Speaking at a special information session held on Saturday to explain the SANDF's new thinking about reserves, Roberts said it planned to raise a police force to take the place of the SANDF in law enforcement operations and once that was done, the SANDF would withdraw fully from this task.

This would spell the end of the old commando system, as it was these territorial units that mainly performed the law and order task, especially in the rural areas. "The reserves will be there to extend all the arms of the service," Roberts said.

"The signallers, as experts in combat communications, are now basically the new fifth arm of the service and we have to support all the other arms of service from the army, through the navy and the air force to the medical corps with training and personnel."

Roberts said the citizen force units, like his own, were fed by the national service system that was abolished in 1994. Before then, all white males had to perform national service of two years, after which they were passed on to a citizen force unit at which to complete their compulsory part-time service. When that system ended, citizen force units found the numbers of their members dwindled, as most people were no longer interested in serving in the military.

"We now draw volunteers from all races, but the problem we have is that many people think it is an easy way to find a job and get paid. We have to change that perception. To volunteer is to get paid only when you are called up to serve. We are not the permanent force," Roberts said.
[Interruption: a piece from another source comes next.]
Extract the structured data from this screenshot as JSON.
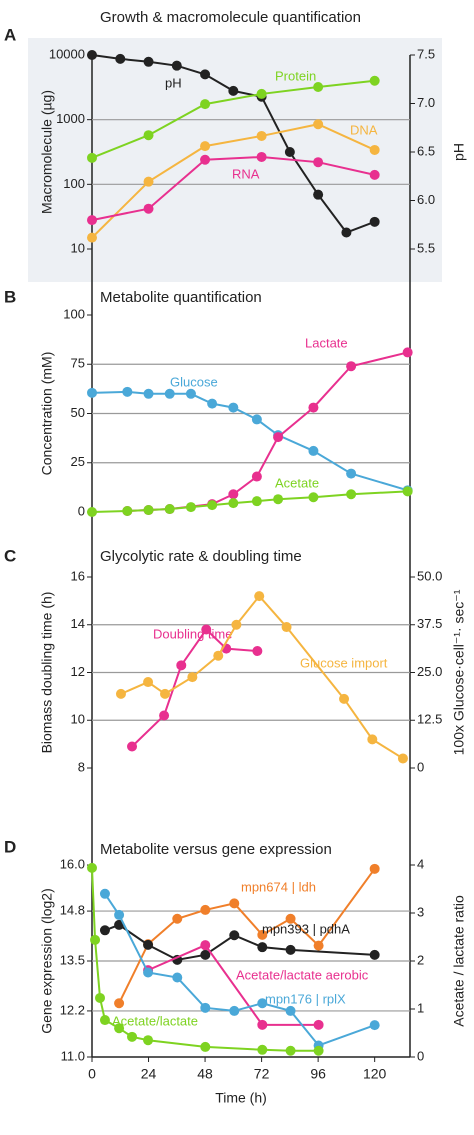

He said the plan was to call for volunteers from the former SADF, as well as Umkhonto we Sizwe [Spear of the Nation, MK, former ANC military wing] and APLA [Azanian People's Liberation Army, former military wing of the Pan-Africanist Congress] in order to draw a potential leadership element of soldiers who had already been trained to some extent. Reserves would be considered in the same light as the permanent force for as long as they were called up to serve.